A high-rolling Minneapolis marketing exec has been slapped with charges for allegedly embezzling a whopping $1.5 million from her employer, the U.S. Attorney's Office said. Danielle Terese Eisenbacher, 39, is accused of using company funds as her own personal piggy bank for extravagant expenses like designer threads, bling, luxury furniture, swanky getaways, and some fancy fixes to her crib.
Working her way up the corporate ladder at a local marketing firm since October 2019, Eisenbacher climbed from Director of Operations to Chief Operating Officer, snatching control of the company's wallet. But from January 2020, she allegedly started lining her pockets with millions belonging to the firm, feds claim. According to the indictment, Eisenbacher cooked the accounting books to pass off her lavish spending spree as legitimate business costs.
The charges are heavy – one count of mail fraud, six counts of wire fraud, and six counts of laundry money – oh wait, make that money laundering. Eisenbacher found herself in front of Magistrate Judge Douglas L. Micko earlier this week, flashing none of the bling she's alleged to have bought with her ill-gotten gains.
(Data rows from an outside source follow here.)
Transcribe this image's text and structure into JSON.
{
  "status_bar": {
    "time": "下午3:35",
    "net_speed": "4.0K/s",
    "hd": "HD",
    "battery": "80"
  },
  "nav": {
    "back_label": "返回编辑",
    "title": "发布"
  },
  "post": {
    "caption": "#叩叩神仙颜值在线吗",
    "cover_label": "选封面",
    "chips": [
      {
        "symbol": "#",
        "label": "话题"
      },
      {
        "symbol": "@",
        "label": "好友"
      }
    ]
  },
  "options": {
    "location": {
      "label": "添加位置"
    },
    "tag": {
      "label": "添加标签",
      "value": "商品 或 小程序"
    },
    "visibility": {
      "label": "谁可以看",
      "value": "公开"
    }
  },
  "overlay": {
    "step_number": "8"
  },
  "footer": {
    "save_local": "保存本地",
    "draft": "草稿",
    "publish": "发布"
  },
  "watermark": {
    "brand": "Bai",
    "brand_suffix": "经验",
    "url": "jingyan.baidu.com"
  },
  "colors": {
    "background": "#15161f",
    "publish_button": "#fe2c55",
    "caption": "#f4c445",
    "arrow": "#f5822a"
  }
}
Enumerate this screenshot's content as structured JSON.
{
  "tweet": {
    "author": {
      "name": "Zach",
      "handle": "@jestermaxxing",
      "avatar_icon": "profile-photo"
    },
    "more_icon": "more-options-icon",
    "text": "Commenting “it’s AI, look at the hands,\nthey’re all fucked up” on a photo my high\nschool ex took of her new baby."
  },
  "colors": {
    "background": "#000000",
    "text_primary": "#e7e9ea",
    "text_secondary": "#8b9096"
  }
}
Her perceived empire of deceit came crashing down after the FBI and the U.S. Postal Inspection Service got wise to her game. While the indictment's just a set of allegations right now, if she's found guilty of playing Monopoly with real dough, she'll be trading in designer clothes for an orange jumpsuit. Assistant U.S. Attorney Matt Murphy's the one throwing the book at her in court.
The moral of the story is no matter how high you climb, Uncle Sam's keeping an eye on the corporate cookie jar. Remember folks, an indictment isn't a guilty verdict - the high-flying exec is innocent until proven otherwise in the eyes of the law.